PhD Project 29
Modelling Psychological and Perceptual Aspects of the Mental Lexicon
(last update 2019-07-01)
This PhD project focuses on the psychological and perceptual aspects of modelling the mental lexicon. Its objective is to develop vector representations of phonological and orthographic word forms and to connect these to the morpho-syntactic and semantic vector representations developed in other parts of the BQ1 and in research on distributional semantics more generally. This may yield answers to several relevant psycholinguistic questions: Which word forms (e.g. morphological, spelling, and pronunciation variants) are stored and how are they represented? How do bilinguals represent words for one concept in different languages? Is analogical processing a viable alternative to abstract rule application for explaining how non-stored forms are understood? What are the unique constraints posed by the properties of different input modalities (e.g. auditory versus visual presentation, static written versus dynamic spoken forms)? How does non-arbitrariness in the form-meaning mapping affect language processing and lexical representation?

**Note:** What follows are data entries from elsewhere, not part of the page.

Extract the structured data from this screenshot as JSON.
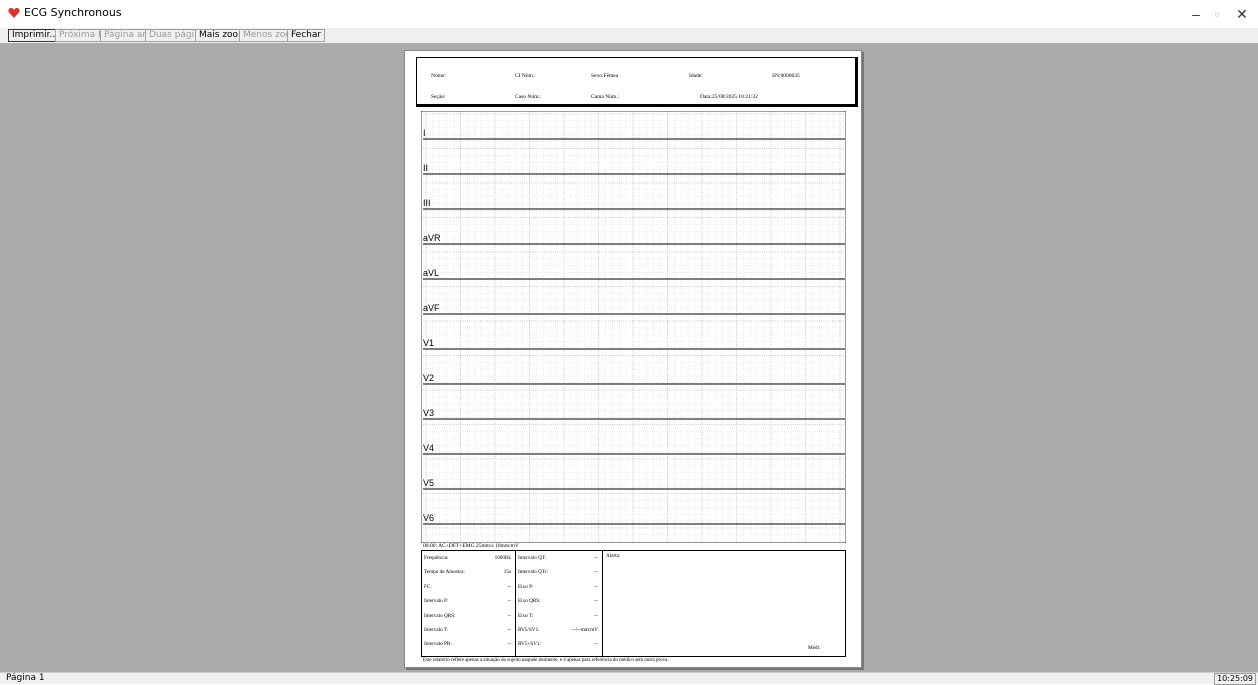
{
  "window": {
    "title": "ECG Synchronous",
    "minimize": "–",
    "maximize": "▫",
    "close": "✕"
  },
  "toolbar": {
    "print": "Imprimir...",
    "next_page": "Próxima Págin",
    "prev_page": "Página ant.",
    "two_pages": "Duas páginas",
    "zoom_in": "Mais zoom",
    "zoom_out": "Menos zoom",
    "close": "Fechar"
  },
  "report_header": {
    "name_label": "Nome:",
    "id_label": "CI Núm.:",
    "sex_label": "Sexo:Fêmea",
    "age_label": "Idade:",
    "serial": "SN:0000635",
    "section_label": "Seção:",
    "case_label": "Caso Núm.:",
    "bed_label": "Cama Núm.:",
    "date_label": "Data:25/08/2025 10:21:32"
  },
  "leads": [
    "I",
    "II",
    "III",
    "aVR",
    "aVL",
    "aVF",
    "V1",
    "V2",
    "V3",
    "V4",
    "V5",
    "V6"
  ],
  "ecg_settings": "00:00:   AC+DFT+EMG   25mm/s  10mm/mV",
  "measurements_left": [
    {
      "label": "Frequência:",
      "value": "1000Hz"
    },
    {
      "label": "Tempo de Amostra:",
      "value": "15s"
    },
    {
      "label": "FC:",
      "value": "--"
    },
    {
      "label": "Intervalo P:",
      "value": "--"
    },
    {
      "label": "Intervalo QRS:",
      "value": "--"
    },
    {
      "label": "Intervalo T:",
      "value": "--"
    },
    {
      "label": "Intervalo PR:",
      "value": "--"
    }
  ],
  "measurements_right": [
    {
      "label": "Intervalo QT:",
      "value": "--"
    },
    {
      "label": "Intervalo QTc:",
      "value": "--"
    },
    {
      "label": "Eixo P:",
      "value": "--"
    },
    {
      "label": "Eixo QRS:",
      "value": "--"
    },
    {
      "label": "Eixo T:",
      "value": "--"
    },
    {
      "label": "RV5/SV1:",
      "value": "--/--mm/mV"
    },
    {
      "label": "RV5+SV1:",
      "value": "--"
    }
  ],
  "alert_label": "Alerta:",
  "doctor_label": "Médi:",
  "footer_note": "Este relatório reflete apenas a situação do sujeito naquele momento, e é apenas para referência do médico sem outra prova.",
  "status": {
    "page": "Página 1",
    "time": "10:25:09"
  },
  "colors": {
    "workspace": "#ababab",
    "heart": "#e0302a"
  }
}
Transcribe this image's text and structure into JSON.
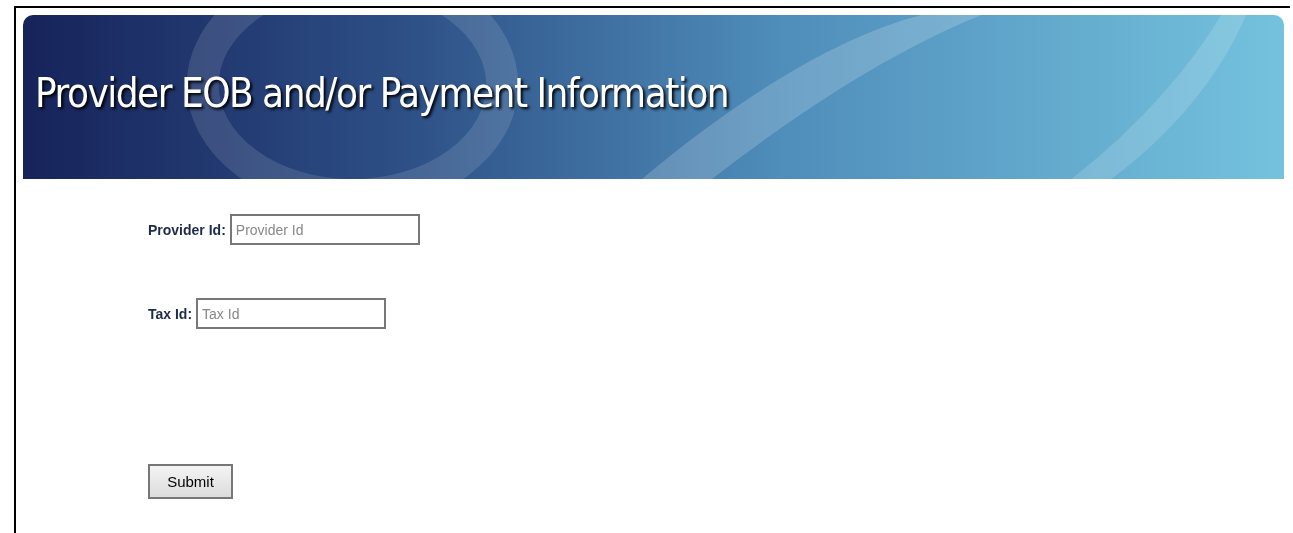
{
  "header": {
    "title": "Provider EOB and/or Payment Information"
  },
  "fields": [
    {
      "label": "Provider Id:",
      "placeholder": "Provider Id"
    },
    {
      "label": "Tax Id:",
      "placeholder": "Tax Id"
    }
  ],
  "submit_button": {
    "label": "Submit"
  }
}
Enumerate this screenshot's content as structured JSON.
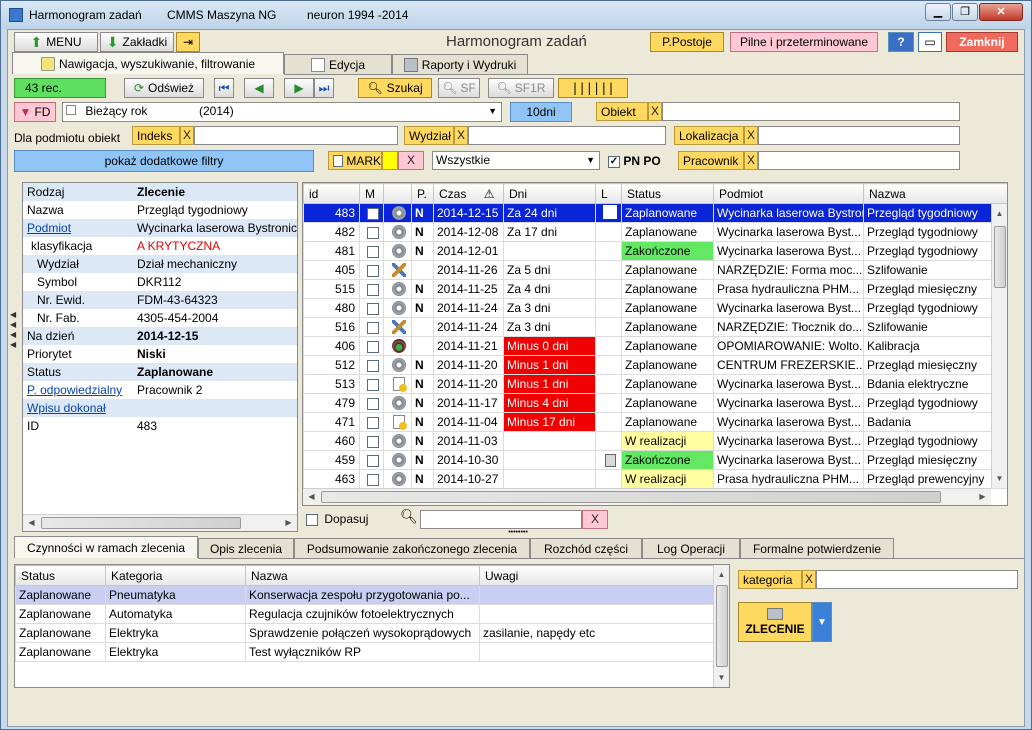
{
  "window": {
    "app_title": "Harmonogram zadań",
    "product": "CMMS Maszyna NG",
    "vendor": "neuron 1994 -2014",
    "min": "▁",
    "max": "❐",
    "close": "✕"
  },
  "toolbar": {
    "menu": "MENU",
    "bookmarks": "Zakładki",
    "heading": "Harmonogram zadań",
    "ppostoje": "P.Postoje",
    "urgent": "Pilne i przeterminowane",
    "help": "?",
    "close": "Zamknij"
  },
  "tabs": {
    "nav": "Nawigacja, wyszukiwanie, filtrowanie",
    "edit": "Edycja",
    "reports": "Raporty i Wydruki"
  },
  "nav": {
    "records": "43 rec.",
    "refresh": "Odśwież",
    "search": "Szukaj",
    "sf": "SF",
    "sf1r": "SF1R",
    "fd": "FD",
    "period": "Bieżący rok",
    "year": "(2014)",
    "days": "10dni",
    "obiekt": "Obiekt",
    "x": "X",
    "for_object": "Dla podmiotu obiekt",
    "indeks": "Indeks",
    "wydzial": "Wydział",
    "lokalizacja": "Lokalizacja",
    "more_filters": "pokaż dodatkowe filtry",
    "mark": "MARK",
    "all": "Wszystkie",
    "pnpo": "PN PO",
    "pracownik": "Pracownik"
  },
  "details": {
    "header_key": "Rodzaj",
    "header_val": "Zlecenie",
    "rows": [
      {
        "k": "Nazwa",
        "v": "Przegląd tygodniowy"
      },
      {
        "k": "Podmiot",
        "v": "Wycinarka laserowa Bystronic"
      },
      {
        "k": "klasyfikacja",
        "v": "A  KRYTYCZNA"
      },
      {
        "k": "Wydział",
        "v": "Dział mechaniczny"
      },
      {
        "k": "Symbol",
        "v": "DKR112"
      },
      {
        "k": "Nr. Ewid.",
        "v": "FDM-43-64323"
      },
      {
        "k": "Nr. Fab.",
        "v": "4305-454-2004"
      },
      {
        "k": "Na dzień",
        "v": "2014-12-15"
      },
      {
        "k": "Priorytet",
        "v": "Niski"
      },
      {
        "k": "Status",
        "v": "Zaplanowane"
      },
      {
        "k": "P. odpowiedzialny",
        "v": "Pracownik 2"
      },
      {
        "k": "Wpisu dokonał",
        "v": ""
      },
      {
        "k": "ID",
        "v": "483"
      }
    ]
  },
  "grid": {
    "columns": [
      "id",
      "M",
      "",
      "P.",
      "Czas",
      "Dni",
      "L",
      "Status",
      "Podmiot",
      "Nazwa"
    ],
    "rows": [
      {
        "id": "483",
        "icon": "gear",
        "p": "N",
        "czas": "2014-12-15",
        "dni": "Za 24 dni",
        "status": "Zaplanowane",
        "podmiot": "Wycinarka laserowa Bystronic",
        "nazwa": "Przegląd tygodniowy",
        "sel": true
      },
      {
        "id": "482",
        "icon": "gear",
        "p": "N",
        "czas": "2014-12-08",
        "dni": "Za 17 dni",
        "status": "Zaplanowane",
        "podmiot": "Wycinarka laserowa Byst...",
        "nazwa": "Przegląd tygodniowy"
      },
      {
        "id": "481",
        "icon": "gear",
        "p": "N",
        "czas": "2014-12-01",
        "dni": "",
        "status": "Zakończone",
        "st": "green",
        "podmiot": "Wycinarka laserowa Byst...",
        "nazwa": "Przegląd tygodniowy"
      },
      {
        "id": "405",
        "icon": "tool",
        "p": "",
        "czas": "2014-11-26",
        "dni": "Za 5 dni",
        "status": "Zaplanowane",
        "podmiot": "NARZĘDZIE: Forma moc...",
        "nazwa": "Szlifowanie"
      },
      {
        "id": "515",
        "icon": "gear",
        "p": "N",
        "czas": "2014-11-25",
        "dni": "Za 4 dni",
        "status": "Zaplanowane",
        "podmiot": "Prasa hydrauliczna PHM...",
        "nazwa": "Przegląd miesięczny"
      },
      {
        "id": "480",
        "icon": "gear",
        "p": "N",
        "czas": "2014-11-24",
        "dni": "Za 3 dni",
        "status": "Zaplanowane",
        "podmiot": "Wycinarka laserowa Byst...",
        "nazwa": "Przegląd tygodniowy"
      },
      {
        "id": "516",
        "icon": "tool",
        "p": "",
        "czas": "2014-11-24",
        "dni": "Za 3 dni",
        "status": "Zaplanowane",
        "podmiot": "NARZĘDZIE: Tłocznik do...",
        "nazwa": "Szlifowanie"
      },
      {
        "id": "406",
        "icon": "meter",
        "p": "",
        "czas": "2014-11-21",
        "dni": "Minus 0 dni",
        "red": true,
        "status": "Zaplanowane",
        "podmiot": "OPOMIAROWANIE: Wolto...",
        "nazwa": "Kalibracja"
      },
      {
        "id": "512",
        "icon": "gear",
        "p": "N",
        "czas": "2014-11-20",
        "dni": "Minus 1 dni",
        "red": true,
        "status": "Zaplanowane",
        "podmiot": "CENTRUM FREZERSKIE...",
        "nazwa": "Przegląd miesięczny"
      },
      {
        "id": "513",
        "icon": "doc",
        "p": "N",
        "czas": "2014-11-20",
        "dni": "Minus 1 dni",
        "red": true,
        "status": "Zaplanowane",
        "podmiot": "Wycinarka laserowa Byst...",
        "nazwa": "Bdania elektryczne"
      },
      {
        "id": "479",
        "icon": "gear",
        "p": "N",
        "czas": "2014-11-17",
        "dni": "Minus 4 dni",
        "red": true,
        "status": "Zaplanowane",
        "podmiot": "Wycinarka laserowa Byst...",
        "nazwa": "Przegląd tygodniowy"
      },
      {
        "id": "471",
        "icon": "doc",
        "p": "N",
        "czas": "2014-11-04",
        "dni": "Minus 17 dni",
        "red": true,
        "status": "Zaplanowane",
        "podmiot": "Wycinarka laserowa Byst...",
        "nazwa": "Badania"
      },
      {
        "id": "460",
        "icon": "gear",
        "p": "N",
        "czas": "2014-11-03",
        "dni": "",
        "status": "W realizacji",
        "st": "yellow",
        "podmiot": "Wycinarka laserowa Byst...",
        "nazwa": "Przegląd tygodniowy"
      },
      {
        "id": "459",
        "icon": "gear",
        "p": "N",
        "czas": "2014-10-30",
        "dni": "",
        "calc": true,
        "status": "Zakończone",
        "st": "green",
        "podmiot": "Wycinarka laserowa Byst...",
        "nazwa": "Przegląd miesięczny"
      },
      {
        "id": "463",
        "icon": "gear",
        "p": "N",
        "czas": "2014-10-27",
        "dni": "",
        "status": "W realizacji",
        "st": "yellow",
        "podmiot": "Prasa hydrauliczna PHM...",
        "nazwa": "Przegląd prewencyjny"
      }
    ],
    "fit": "Dopasuj",
    "x": "X"
  },
  "bottom_tabs": [
    "Czynności w ramach zlecenia",
    "Opis zlecenia",
    "Podsumowanie zakończonego zlecenia",
    "Rozchód części",
    "Log Operacji",
    "Formalne potwierdzenie"
  ],
  "activities": {
    "columns": [
      "Status",
      "Kategoria",
      "Nazwa",
      "Uwagi"
    ],
    "rows": [
      {
        "status": "Zaplanowane",
        "kat": "Pneumatyka",
        "nazwa": "Konserwacja zespołu przygotowania po...",
        "uwagi": ""
      },
      {
        "status": "Zaplanowane",
        "kat": "Automatyka",
        "nazwa": "Regulacja czujników fotoelektrycznych",
        "uwagi": ""
      },
      {
        "status": "Zaplanowane",
        "kat": "Elektryka",
        "nazwa": "Sprawdzenie połączeń wysokoprądowych",
        "uwagi": "zasilanie, napędy etc"
      },
      {
        "status": "Zaplanowane",
        "kat": "Elektryka",
        "nazwa": "Test wyłączników RP",
        "uwagi": ""
      }
    ]
  },
  "side": {
    "kategoria": "kategoria",
    "x": "X",
    "zlecenie": "ZLECENIE"
  },
  "colors": {
    "accent": "#0a24d8",
    "done": "#62e862",
    "in_progress": "#ffffa0",
    "overdue": "#f00000",
    "chip": "#ffd860"
  }
}
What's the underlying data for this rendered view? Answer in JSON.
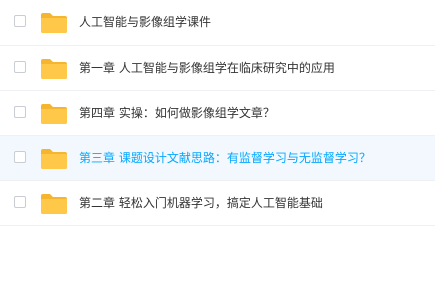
{
  "file_list": {
    "items": [
      {
        "name": "人工智能与影像组学课件",
        "icon": "folder-icon",
        "hovered": false
      },
      {
        "name": "第一章 人工智能与影像组学在临床研究中的应用",
        "icon": "folder-icon",
        "hovered": false
      },
      {
        "name": "第四章 实操：如何做影像组学文章？",
        "icon": "folder-icon",
        "hovered": false
      },
      {
        "name": "第三章 课题设计文献思路：有监督学习与无监督学习？",
        "icon": "folder-icon",
        "hovered": true
      },
      {
        "name": "第二章 轻松入门机器学习，搞定人工智能基础",
        "icon": "folder-icon",
        "hovered": false
      }
    ]
  },
  "colors": {
    "folder": "#ffc849",
    "folder_tab": "#f5b52e",
    "hover_background": "#f2f8fe",
    "hover_text": "#06a7ff",
    "text": "#333333"
  }
}
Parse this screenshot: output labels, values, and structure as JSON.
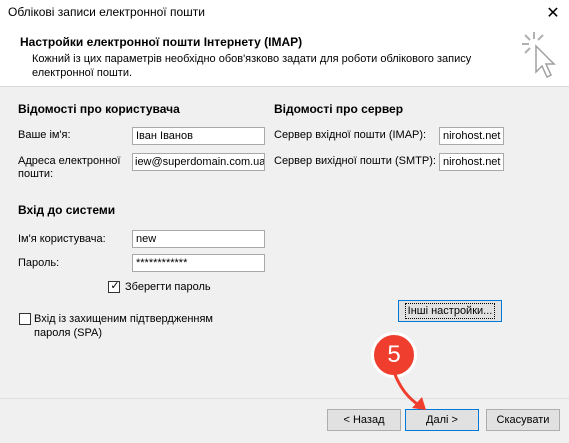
{
  "window": {
    "title": "Облікові записи електронної пошти",
    "close_glyph": "✕"
  },
  "header": {
    "title": "Настройки електронної пошти Інтернету (IMAP)",
    "description": "Кожний із цих параметрів необхідно обов'язково задати для роботи облікового запису електронної пошти."
  },
  "user_info": {
    "heading": "Відомості про користувача",
    "name_label": "Ваше ім'я:",
    "name_value": "Іван Іванов",
    "email_label_line1": "Адреса електронної",
    "email_label_line2": "пошти:",
    "email_value": "iew@superdomain.com.ua"
  },
  "server_info": {
    "heading": "Відомості про сервер",
    "incoming_label": "Сервер вхідної пошти (IMAP):",
    "incoming_value": "nirohost.net",
    "outgoing_label": "Сервер вихідної пошти (SMTP):",
    "outgoing_value": "nirohost.net"
  },
  "login": {
    "heading": "Вхід до системи",
    "username_label": "Ім'я користувача:",
    "username_value": "new",
    "password_label": "Пароль:",
    "password_value": "************",
    "remember_label": "Зберегти пароль",
    "remember_checked": true,
    "spa_label_line1": "Вхід із захищеним підтвердженням",
    "spa_label_line2": "пароля (SPA)",
    "spa_checked": false
  },
  "buttons": {
    "more_settings": "Інші настройки...",
    "back": "< Назад",
    "next": "Далі >",
    "cancel": "Скасувати"
  },
  "annotation": {
    "step_number": "5",
    "badge_color": "#ef3e2e"
  }
}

A neural network model that maps between images and written captions describing these images was successfully implemented. Its performance is comparable with the state-of-the-art, even though competing models rely on large amounts of independently developed lexical semantic knowledge. The model, in contrast, does not even have any (explicit) representations of words. It was further shown that similarities between the sentence representations that arise in the model correlate with human judgements of semantic similarity between these sentences. A journal paper about these results is under review for Natural Language Engineering. Furthermore, a version of the model that uses spoken captions as input was developed.
This project forms a collaboration between two research groups at the CLS and involves insights and techniques from, among others, computational linguistics, machine learning, semantics, speech comprehension research, and psycholinguistics. In its current stage, the projects’ main innovations are: (1) the implementation of a neural network model that maps between written language and visual images without including any lexical representations; and (2) the evaluation against human semantic-similarity ratings of the internal representations developed in this neural network.